C’est terrible, quand on y pense, cette épée de Damoclès au-dessus de sa tête. Se lever chaque matin en se demandant si c’est la dernière fois qu’on reconnaît l’homme couché à côté de soi. Se coucher le soir en ignorant si on s’effondrera le lendemain en apprenant, à 30 ans de distance, la mort d’un proche.

Pour autant, ce roman ne tombe pas dans le pathos. Bien sûr, le sujet est difficile et le récit est émouvant, et même très émouvant, mais il n’a pas pour vocation de faire pleurer dans les chaumières. Il est réaliste, car très bien documenté (l’auteur connaît visiblement son sujet) et nous plaçant aux côtés d’Alice, même si les réactions de son entourage sont également évoquées. J’ai trouvé l’écriture très touchante, très proche de la réalité d’Alice, nous permettant de vivre ses angoisses, ses incompréhensions, ses colères face à ce qu’elle considère comme une infantilisation, alors qu’elle estime ne pas encore en avoir besoin, son courage et son besoin de se prendre en main malgré tout.

C’est un roman qui fait gonfler une petite boule dans la gorge, qui serre le cœur au détour d’une phrase, qui mouille les yeux parfois.
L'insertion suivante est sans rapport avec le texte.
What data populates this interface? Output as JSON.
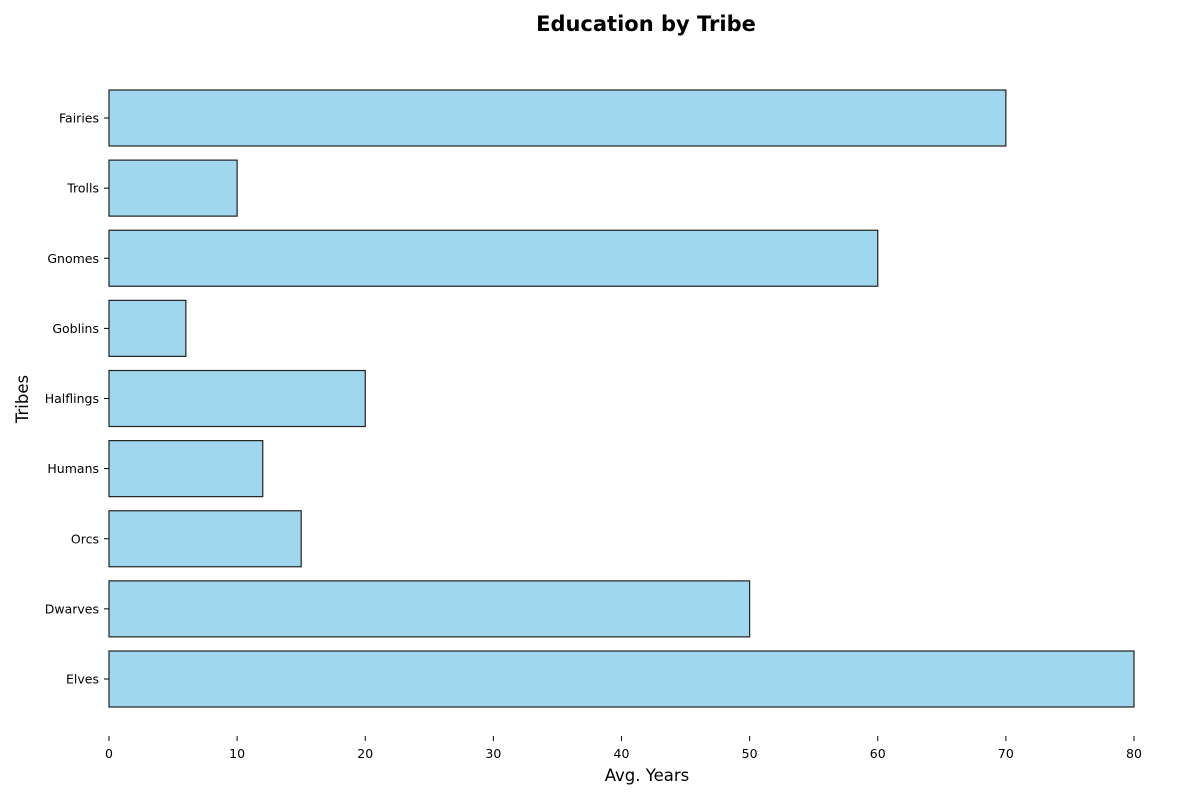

Alice est attachante, forte face à cette maladie qui s’abat sur elle et qui finira par l’abattre. Elle tente de la surmonter, de la contourner, d’envisager le moyen de quitter elle-même la scène avant d’en perdre totalement la capacité. Et oui, là, difficile de ne pas avoir le cœur serré. Difficile de ne pas être horrifiée à l’idée qu’un jour je pourrais ne plus reconnaître mes enfants. Difficile de ne pas penser à celle qui est passée par là, quand j’étais encore trop jeune pour comprendre tout ce que cette maladie impliquait, tout ce qu’elle avait dû ressentir, au début, quand elle était encore consciente de ce qui lui arrivait et de comment cela allait évoluer, tout ce qu’ils ont dû ressentir en la voyant partir, peu à peu, en voyant son esprit, ses souvenirs, son identité, la quitter. Existe-t-il pire situation que celle-là, on où sait qu’on va perdre tout ce qui fait ce qu’on l’on est, tout ce qui fait la personne que l’on est devenue au fil des ans, et où on ignore le moment où cela se produira…

Bref, c’est un très très beau roman, sensible et intéressant, que j’ai beaucoup aimé, vraiment beaucoup, malgré son sujet difficile.